The database will pool results from an ambitious project the NCI began a few years ago that helps rationalize drug combination approaches. Every combination of FDA-approved oncology drugs was tested against cancer cell lines the NCI has characterized, to create a matrix that plots the efficacy of each combination. These data will become available as a web tool for drug developers to see which drug pairs are active against which cell lines, and which might potentially be toxic.
“Drug companies are developing targeted cancer agents faster than they're able to develop appropriate models for figuring out how to combine them,” says James Doroshow, deputy director for clinical and translational research at the NCI and one of the developers of the database. “There are simply too many possibilities, and they don't have the resources to screen them.”
Putting drugs together can introduce unexpected problems not seen when using an agent alone. “Toxicity is a big issue,” says Doroshow, and when it shows up in trials, it adds to the expense of a developing combination therapy. A phase 1 trial that combined ipilimumab, an immunotherapeutic checkpoint inhibitor from Bristol-Myers Squibb, and vemurafenib was stopped in April 2013 after subjects showed signs of liver toxicity.

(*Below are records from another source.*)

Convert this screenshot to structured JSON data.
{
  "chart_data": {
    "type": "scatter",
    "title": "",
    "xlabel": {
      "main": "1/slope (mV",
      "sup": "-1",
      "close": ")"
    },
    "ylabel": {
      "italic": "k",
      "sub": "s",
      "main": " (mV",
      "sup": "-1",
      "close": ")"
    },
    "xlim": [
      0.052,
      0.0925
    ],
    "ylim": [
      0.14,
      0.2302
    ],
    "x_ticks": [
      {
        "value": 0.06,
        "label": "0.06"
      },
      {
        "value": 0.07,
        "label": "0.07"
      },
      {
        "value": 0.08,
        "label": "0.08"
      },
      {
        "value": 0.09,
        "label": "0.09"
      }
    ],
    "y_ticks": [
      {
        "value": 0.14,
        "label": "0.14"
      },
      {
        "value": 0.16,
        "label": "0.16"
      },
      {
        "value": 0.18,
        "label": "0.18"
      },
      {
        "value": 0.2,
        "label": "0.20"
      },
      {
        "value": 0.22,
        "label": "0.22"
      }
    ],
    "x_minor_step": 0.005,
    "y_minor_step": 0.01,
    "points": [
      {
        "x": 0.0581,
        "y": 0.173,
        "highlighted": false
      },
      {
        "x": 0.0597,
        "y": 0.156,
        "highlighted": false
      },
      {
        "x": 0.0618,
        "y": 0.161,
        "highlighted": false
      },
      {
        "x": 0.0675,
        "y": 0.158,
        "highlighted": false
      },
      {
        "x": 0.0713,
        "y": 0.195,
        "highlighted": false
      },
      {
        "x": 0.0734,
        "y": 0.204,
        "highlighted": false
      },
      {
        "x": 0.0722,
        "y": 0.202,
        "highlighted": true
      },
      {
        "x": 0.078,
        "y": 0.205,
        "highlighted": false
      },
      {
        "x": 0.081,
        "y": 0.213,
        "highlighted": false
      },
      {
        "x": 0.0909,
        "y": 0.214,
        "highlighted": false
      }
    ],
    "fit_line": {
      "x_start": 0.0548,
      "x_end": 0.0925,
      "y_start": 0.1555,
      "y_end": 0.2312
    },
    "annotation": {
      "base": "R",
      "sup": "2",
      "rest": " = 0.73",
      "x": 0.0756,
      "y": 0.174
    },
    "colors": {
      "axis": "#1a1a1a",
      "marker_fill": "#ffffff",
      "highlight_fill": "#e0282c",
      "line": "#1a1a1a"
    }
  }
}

Beyond its research projects, the NCI also provides legal frameworks for combination trials done by multiple parties. These agreements lay out IP conditions for doing trials with the NCI, establishing a standard that avoids complications.
In the end, the science will make it clear that collaborations are economically beneficial for companies, according to Bonk. “Unlike older chemotherapy, companies know which patients will respond to a targeted drug or immunotherapy they're developing,” he says. “Working out how to combine them, even with someone else's drug, might reveal new subpopulations that would benefit, and open up new avenues.”
“In my experience, if the parties are incentivized, the legal questions become easy to sort out,” he adds.